Profil
Pierre S. Adjété
Pierre S. Adjété
Né à Lomé, PSA a fait ses études au Togo, au Gabon et au Canada. Économiste, administrateur et essayiste, PSA est un partisan assumé du «Grand Pardon» et un adepte de l’Éthique dans l’espace public; il est un acteur engagé dans des initiatives citoyennes et républicaines.




Vue plongeante sur le Togo... Incertitude
Vue plongeante sur le Togo... Incertitude
Quand la politique devient stratégie, il faut s’en féliciter. Mise à part les arrestations et les violences diverses de ce 10 aout 2010, cette date restera comme celle qui a confirmé le changement d’approche dans le camp des fidèles de Jean-Pierre Fabre (FIDO) dans leur lutte pour la garde de l’UFC. On voyait bien venir le 10 aout 2010 à travers le trou de serrure qu’était le 5 aout 2010. Déjà, dans une discussion, je faisais observer que c’est probablement l’un des plus grands coups politiques des FIDO. Pour qui connait les capacités de renseignements des services togolais, réussir à Lomé à les divertir suffisamment pour tenir un pré-congrès avec quelques 34 des 40 fédérations –auxquelles se joindra une autre plus tard, soit 35 sur 40 (pratiquement 88% des instances décisionnelles d’un congrès), relève d’une prouesse remarquable. C’est le témoignage que quelque chose se passe à l’UFC, tendance Fabre; quelque chose comme une approche plus stratégique.

C’est cette manière de redéfinir l’art politique qui s’est confirmée ce 10 aout 2010 à Lomé. Tout le monde avait le regard tourné vers le lieu du congrès des FIDO; tout le monde savait sur toute la planète Togo que le gouvernement ne laisserait pas faire ce congrès, puisque les autorités ont pris le parti de Gilchrist Olympio et de ses Amis, les AGO, dont les assises s’étalent sur les 11-12 aout 2010, normalement. Ce qui devait arriver arriva. Le jeu dangereux de la violence des rues a été mené par les jeunes militants-sympathisants des FIDO avec les forces de l’ordre, alors que les ténors s’affairaient à tenir rencontre tenant lui de congrès-caché avec des va-et-vient entre divers lieux de congressistes et autres sages, gentilshommes ou boy-scouts. Le dispositif des forces de l’ordre n’y a vu que du feu finalement. Pour une des rares fois, la maison UFC avait une stratégie qui a marché. La disponibilité de Jean-Pierre Fabre et sa trop grande visibilité jusqu’à faire une conférence de presse de chez lui -celui-là même qui s’était toujours opposé à cette méthode de la politique-de-salon qu’affectionnait Gil ces derniers temps, avaient laissé plané le doute en début d’après-midi sans éveiller trop de soupçons.
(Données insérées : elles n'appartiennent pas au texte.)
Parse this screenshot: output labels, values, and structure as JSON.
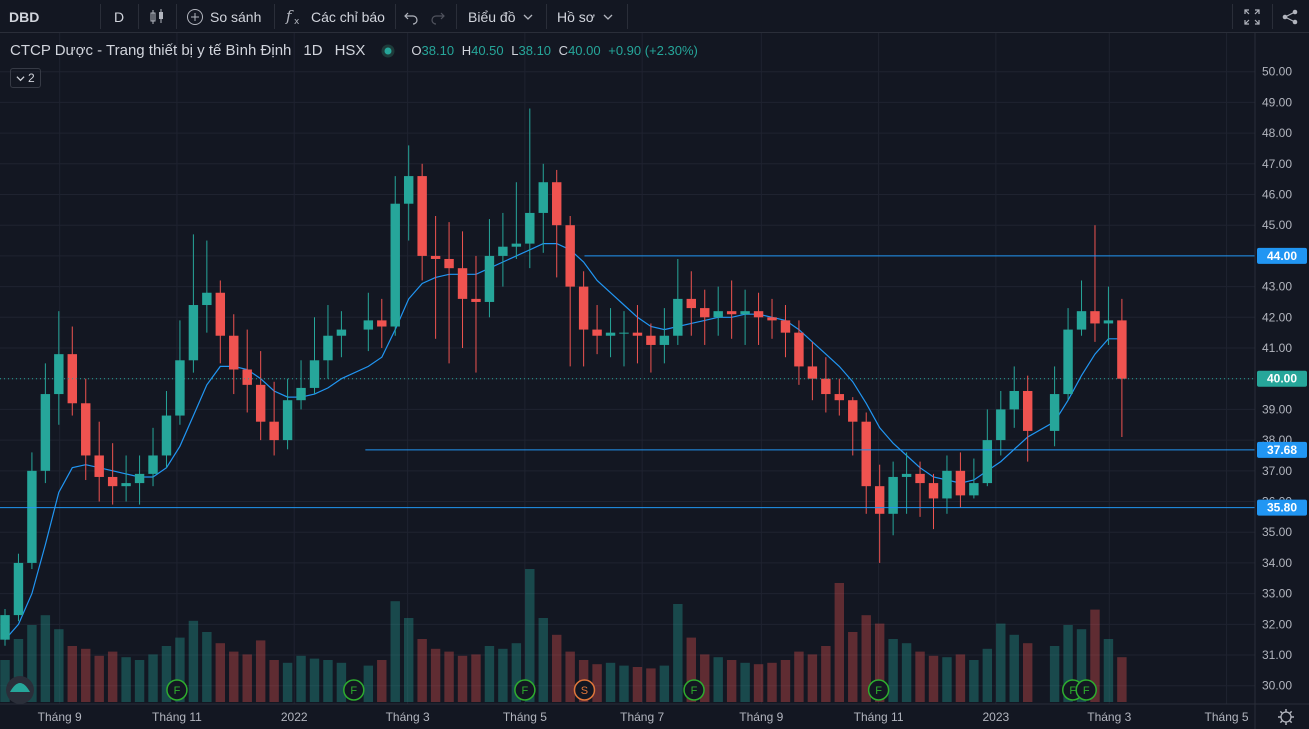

Une nouvelle était d’ailleurs lâchée : «La composition du nouveau bureau national UFC sera connue dans la journée !»

Au total, les Patrick Lawson, Edem Atantsi, Jean-Claude Délava Codjo, Isabelle Améganvi, Octave Anthony et autres ont fait le travail de fourmie pour compléter le bureau, se permettant même le luxe d’y inclure des gens de la diaspora après leur accord formel, en plus de rafler tous les cadres connus au nez et à la barbe des AGO. Ces derniers vont devoir se contenter des seconds couteaux dans leur contre-attaque à venir. C’est l’histoire d’une folle et particulière journée politique. Elle ne solde pas la crise à l’UFC; elle constitue un gain pour les FIDO. Ces derniers auront toutefois toutes les peines du monde pour faire reconnaitre ce bureau par les autorités gouvernementales togolaises. Mais ce qui est sûre, la finesse des FIDO leur a permis de reprendre la main pour un petit temps… un petit temps seulement, car probablement que les nouveaux partenaires gouvernementaux des AGO vont les aider à constituer une liste avec autant d’envergure que celle qui soulève déjà l’enthousiasme des partisans FIDO.

De loin, je préfère ces saines stratégies politiques dans un parti politique en bisbille que les bruits de bottes et le rôle indu que le gouvernement togolais joue dans une affaire qui ne le concerne nullement. Il demeure que rien n’est joué. La prouesse insuffisante des services de sécurité togolaises prouve bien que le recours à une expertise extérieure, la française et particulièrement celle d'un excité de lieutenant-colonel du nom de Romuald Létondot, leur a fait perdre la réalité du terrain et son décodage adéquat. Pour l’instant, un gros bravo à la stratégie réussie des FIDO. C’est un bon coup! Pour quel lendemain? Incertitude.